Sports are always more fun when there’s a villain, and Kobe and the Lakers were a match made in heaven. The Lakers’ supernatural tendency to somehow always magically acquire huge talents like O’Neal or Bryant or Pau Gasol or Dwight Howard irrespective of salary cap or free agency rules, so they’re always easy to root against, like the Yankees. But every evil organization needs a Blofeld, and Kobe Bryant fit that bill to a T, a sneering, undeniably talented and frustratingly consistent scorer who made close games more exciting because it seemed inevitable that he would find a way to win, and if he didn’t the victory (or more accurately, his defeat) was all the sweeter. Because even though I don’t have favorite teams and I root for Drama, I do actually seem to always find myself pulling for Whoever’s Playing the Lakers.
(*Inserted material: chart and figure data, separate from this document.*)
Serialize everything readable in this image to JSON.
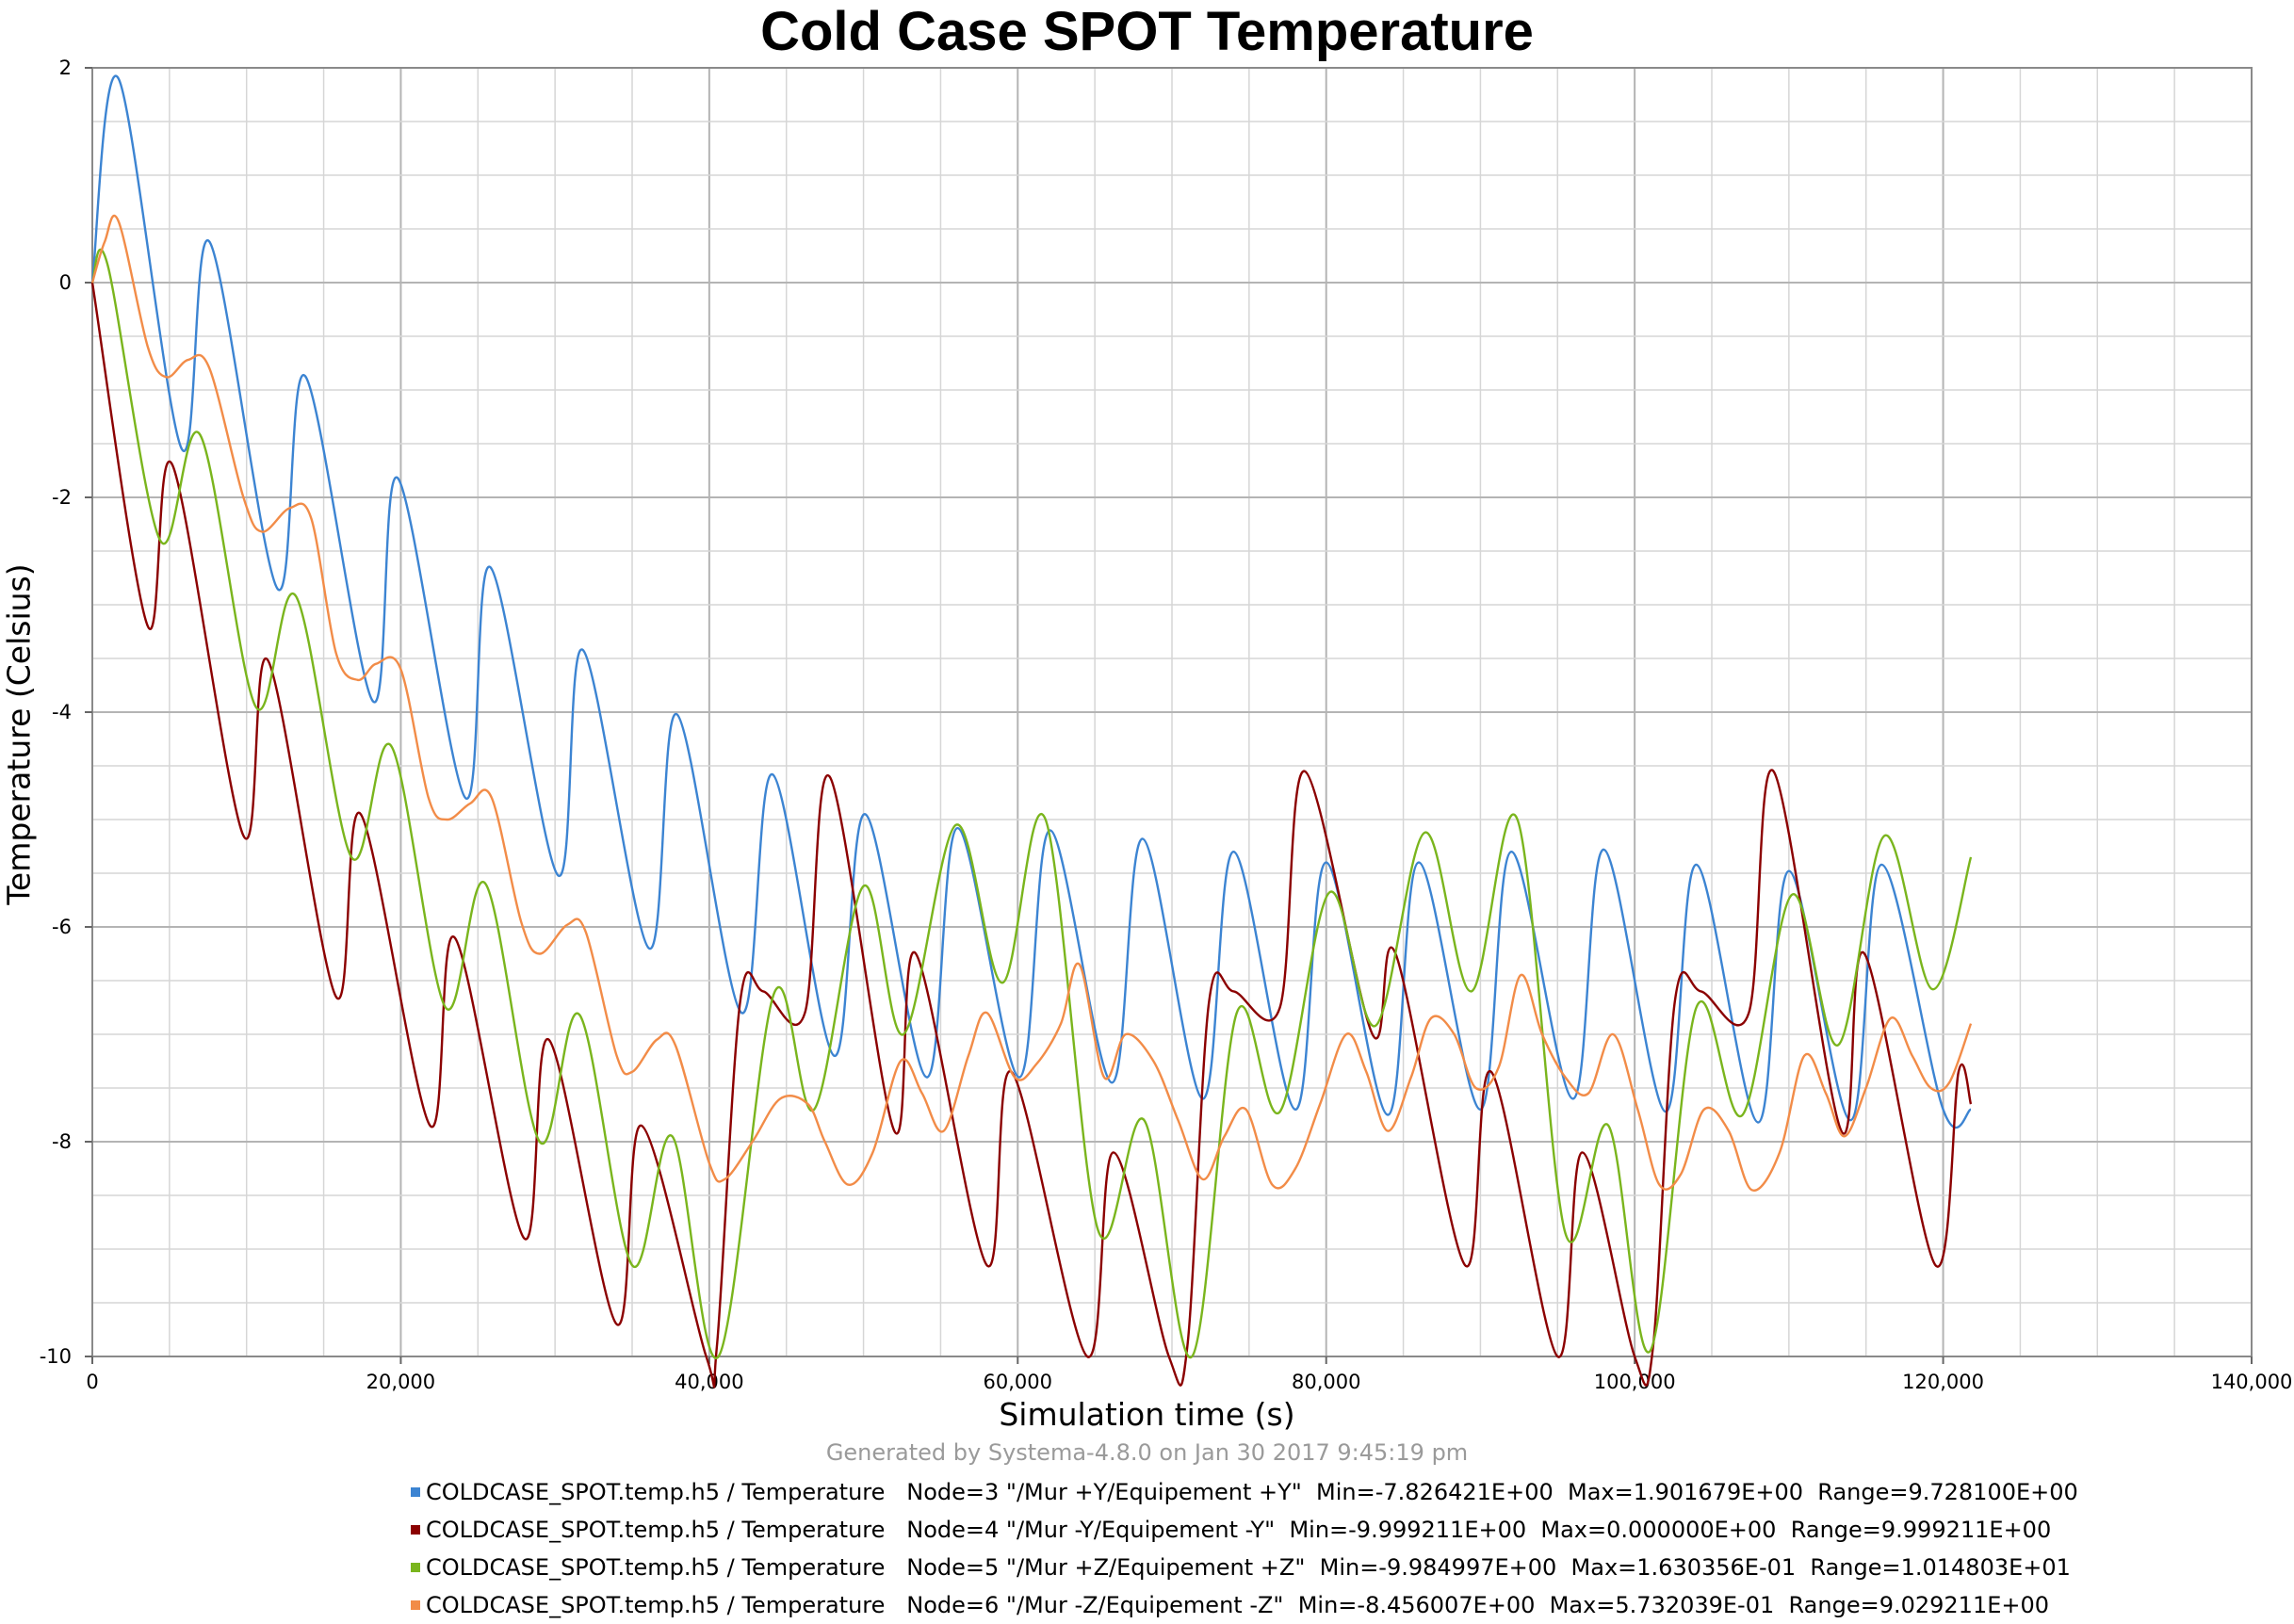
{
  "chart_data": {
    "type": "line",
    "title": "Cold Case SPOT Temperature",
    "xlabel": "Simulation time (s)",
    "ylabel": "Temperature (Celsius)",
    "xlim": [
      0,
      140000
    ],
    "ylim": [
      -10,
      2
    ],
    "x_ticks": [
      0,
      20000,
      40000,
      60000,
      80000,
      100000,
      120000,
      140000
    ],
    "x_tick_labels": [
      "0",
      "20,000",
      "40,000",
      "60,000",
      "80,000",
      "100,000",
      "120,000",
      "140,000"
    ],
    "y_ticks": [
      2,
      0,
      -2,
      -4,
      -6,
      -8,
      -10
    ],
    "y_tick_labels": [
      "2",
      "0",
      "-2",
      "-4",
      "-6",
      "-8",
      "-10"
    ],
    "grid": true,
    "legend_position": "bottom",
    "footer": "Generated by Systema-4.8.0 on Jan 30 2017 9:45:19 pm",
    "series": [
      {
        "name": "COLDCASE_SPOT.temp.h5 / Temperature   Node=3 \"/Mur +Y/Equipement +Y\"  Min=-7.826421E+00  Max=1.901679E+00  Range=9.728100E+00",
        "color": "#3c84d2",
        "points": [
          [
            0,
            0
          ],
          [
            1700,
            1.9
          ],
          [
            5800,
            -1.55
          ],
          [
            7600,
            0.38
          ],
          [
            12000,
            -2.85
          ],
          [
            13800,
            -0.87
          ],
          [
            18200,
            -3.9
          ],
          [
            19800,
            -1.82
          ],
          [
            24200,
            -4.8
          ],
          [
            25800,
            -2.65
          ],
          [
            30200,
            -5.52
          ],
          [
            31800,
            -3.42
          ],
          [
            36100,
            -6.2
          ],
          [
            37900,
            -4.02
          ],
          [
            42100,
            -6.8
          ],
          [
            44100,
            -4.58
          ],
          [
            48100,
            -7.2
          ],
          [
            50100,
            -4.95
          ],
          [
            54100,
            -7.4
          ],
          [
            56100,
            -5.08
          ],
          [
            60100,
            -7.4
          ],
          [
            62100,
            -5.1
          ],
          [
            66100,
            -7.45
          ],
          [
            68100,
            -5.18
          ],
          [
            72000,
            -7.6
          ],
          [
            74000,
            -5.3
          ],
          [
            78000,
            -7.7
          ],
          [
            80000,
            -5.4
          ],
          [
            84000,
            -7.75
          ],
          [
            86000,
            -5.4
          ],
          [
            90000,
            -7.7
          ],
          [
            92000,
            -5.3
          ],
          [
            96000,
            -7.6
          ],
          [
            98000,
            -5.28
          ],
          [
            102000,
            -7.72
          ],
          [
            104000,
            -5.42
          ],
          [
            108000,
            -7.82
          ],
          [
            110000,
            -5.48
          ],
          [
            114000,
            -7.8
          ],
          [
            116000,
            -5.42
          ],
          [
            120000,
            -7.7
          ],
          [
            121800,
            -7.7
          ]
        ]
      },
      {
        "name": "COLDCASE_SPOT.temp.h5 / Temperature   Node=4 \"/Mur -Y/Equipement -Y\"  Min=-9.999211E+00  Max=0.000000E+00  Range=9.999211E+00",
        "color": "#8b0000",
        "points": [
          [
            0,
            0
          ],
          [
            3600,
            -3.2
          ],
          [
            5200,
            -1.7
          ],
          [
            9800,
            -5.15
          ],
          [
            11400,
            -3.52
          ],
          [
            15800,
            -6.65
          ],
          [
            17400,
            -4.95
          ],
          [
            21900,
            -7.85
          ],
          [
            23500,
            -6.1
          ],
          [
            28000,
            -8.9
          ],
          [
            29600,
            -7.05
          ],
          [
            34000,
            -9.7
          ],
          [
            35600,
            -7.85
          ],
          [
            39800,
            -10
          ],
          [
            40500,
            -9.9
          ],
          [
            42000,
            -6.7
          ],
          [
            43500,
            -6.6
          ],
          [
            46200,
            -6.8
          ],
          [
            47800,
            -4.6
          ],
          [
            52000,
            -7.9
          ],
          [
            53400,
            -6.25
          ],
          [
            58000,
            -9.15
          ],
          [
            59600,
            -7.35
          ],
          [
            64500,
            -10
          ],
          [
            66200,
            -8.1
          ],
          [
            69800,
            -10
          ],
          [
            71000,
            -9.9
          ],
          [
            72400,
            -6.7
          ],
          [
            74000,
            -6.6
          ],
          [
            77000,
            -6.75
          ],
          [
            78600,
            -4.55
          ],
          [
            83000,
            -7.0
          ],
          [
            84500,
            -6.25
          ],
          [
            89000,
            -9.15
          ],
          [
            90700,
            -7.35
          ],
          [
            95000,
            -10
          ],
          [
            96600,
            -8.1
          ],
          [
            100000,
            -10
          ],
          [
            101200,
            -9.9
          ],
          [
            102600,
            -6.7
          ],
          [
            104300,
            -6.6
          ],
          [
            107400,
            -6.8
          ],
          [
            109000,
            -4.55
          ],
          [
            113400,
            -7.9
          ],
          [
            114900,
            -6.25
          ],
          [
            119500,
            -9.15
          ],
          [
            121000,
            -7.35
          ],
          [
            121800,
            -7.65
          ]
        ]
      },
      {
        "name": "COLDCASE_SPOT.temp.h5 / Temperature   Node=5 \"/Mur +Z/Equipement +Z\"  Min=-9.984997E+00  Max=1.630356E-01  Range=1.014803E+01",
        "color": "#7ab51d",
        "points": [
          [
            0,
            0
          ],
          [
            1000,
            0.16
          ],
          [
            4400,
            -2.4
          ],
          [
            7000,
            -1.42
          ],
          [
            10600,
            -3.95
          ],
          [
            13200,
            -2.92
          ],
          [
            16800,
            -5.35
          ],
          [
            19400,
            -4.32
          ],
          [
            22900,
            -6.75
          ],
          [
            25500,
            -5.6
          ],
          [
            29000,
            -8.0
          ],
          [
            31600,
            -6.82
          ],
          [
            35000,
            -9.15
          ],
          [
            37600,
            -7.95
          ],
          [
            40600,
            -10
          ],
          [
            44200,
            -6.62
          ],
          [
            46800,
            -7.7
          ],
          [
            50000,
            -5.62
          ],
          [
            52600,
            -7.0
          ],
          [
            56000,
            -5.05
          ],
          [
            59000,
            -6.52
          ],
          [
            61800,
            -5.0
          ],
          [
            65200,
            -8.82
          ],
          [
            68200,
            -7.8
          ],
          [
            71300,
            -10
          ],
          [
            74200,
            -6.8
          ],
          [
            77000,
            -7.72
          ],
          [
            80200,
            -5.68
          ],
          [
            83200,
            -6.92
          ],
          [
            86400,
            -5.12
          ],
          [
            89400,
            -6.6
          ],
          [
            92400,
            -5.0
          ],
          [
            95500,
            -8.85
          ],
          [
            98300,
            -7.85
          ],
          [
            101000,
            -9.95
          ],
          [
            104000,
            -6.75
          ],
          [
            107000,
            -7.75
          ],
          [
            110200,
            -5.7
          ],
          [
            113200,
            -7.1
          ],
          [
            116200,
            -5.15
          ],
          [
            119300,
            -6.58
          ],
          [
            121800,
            -5.35
          ]
        ]
      },
      {
        "name": "COLDCASE_SPOT.temp.h5 / Temperature   Node=6 \"/Mur -Z/Equipement -Z\"  Min=-8.456007E+00  Max=5.732039E-01  Range=9.029211E+00",
        "color": "#f28c48",
        "points": [
          [
            0,
            0
          ],
          [
            800,
            0.38
          ],
          [
            1700,
            0.57
          ],
          [
            3600,
            -0.6
          ],
          [
            4800,
            -0.88
          ],
          [
            6200,
            -0.72
          ],
          [
            7600,
            -0.8
          ],
          [
            9800,
            -2.0
          ],
          [
            11000,
            -2.32
          ],
          [
            12800,
            -2.1
          ],
          [
            14200,
            -2.2
          ],
          [
            15800,
            -3.45
          ],
          [
            17200,
            -3.7
          ],
          [
            18400,
            -3.55
          ],
          [
            20000,
            -3.6
          ],
          [
            21800,
            -4.8
          ],
          [
            23000,
            -5.0
          ],
          [
            24500,
            -4.85
          ],
          [
            25900,
            -4.8
          ],
          [
            27800,
            -5.95
          ],
          [
            29000,
            -6.25
          ],
          [
            30800,
            -5.98
          ],
          [
            32000,
            -6.05
          ],
          [
            34000,
            -7.2
          ],
          [
            35000,
            -7.35
          ],
          [
            36600,
            -7.05
          ],
          [
            37800,
            -7.1
          ],
          [
            40000,
            -8.2
          ],
          [
            41000,
            -8.35
          ],
          [
            42800,
            -8.0
          ],
          [
            44600,
            -7.6
          ],
          [
            46400,
            -7.65
          ],
          [
            47500,
            -8.0
          ],
          [
            49000,
            -8.4
          ],
          [
            50600,
            -8.1
          ],
          [
            52400,
            -7.25
          ],
          [
            53800,
            -7.55
          ],
          [
            55200,
            -7.9
          ],
          [
            56800,
            -7.2
          ],
          [
            58000,
            -6.8
          ],
          [
            59800,
            -7.4
          ],
          [
            61200,
            -7.28
          ],
          [
            62800,
            -6.9
          ],
          [
            64000,
            -6.35
          ],
          [
            65600,
            -7.4
          ],
          [
            67000,
            -7.0
          ],
          [
            68800,
            -7.25
          ],
          [
            70400,
            -7.8
          ],
          [
            72000,
            -8.35
          ],
          [
            73400,
            -7.95
          ],
          [
            74800,
            -7.7
          ],
          [
            76500,
            -8.4
          ],
          [
            78000,
            -8.25
          ],
          [
            79600,
            -7.65
          ],
          [
            81300,
            -7.0
          ],
          [
            82600,
            -7.35
          ],
          [
            84000,
            -7.9
          ],
          [
            85500,
            -7.4
          ],
          [
            86800,
            -6.85
          ],
          [
            88300,
            -7.0
          ],
          [
            89700,
            -7.5
          ],
          [
            91200,
            -7.3
          ],
          [
            92600,
            -6.45
          ],
          [
            94000,
            -7.0
          ],
          [
            95500,
            -7.4
          ],
          [
            97000,
            -7.55
          ],
          [
            98600,
            -7.0
          ],
          [
            100200,
            -7.7
          ],
          [
            101600,
            -8.4
          ],
          [
            103000,
            -8.3
          ],
          [
            104500,
            -7.7
          ],
          [
            106100,
            -7.9
          ],
          [
            107600,
            -8.45
          ],
          [
            109400,
            -8.1
          ],
          [
            111000,
            -7.2
          ],
          [
            112400,
            -7.55
          ],
          [
            113600,
            -7.95
          ],
          [
            115000,
            -7.5
          ],
          [
            116600,
            -6.85
          ],
          [
            118000,
            -7.2
          ],
          [
            119200,
            -7.5
          ],
          [
            120400,
            -7.45
          ],
          [
            121800,
            -6.9
          ]
        ]
      }
    ]
  }
}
So even though he seems to be an awful person to work with, to play with, or to tour a high-desert luxury hotel with, I am going to miss Kobe Bryant, because hating him made the late rounds of the playoffs a lot more fun these last 20 years. And no other player has played for one team for an entire 20-year career, so you’ve got to admire his loyalty to the Lakers. Except for when he crippled them financially by signing a max contract for three years that prevented them from signing any top young players when he knew full well his body was in full breakdown, leading to the three worst seasons in franchise history, each worse than the last. But at least he got his 60 points!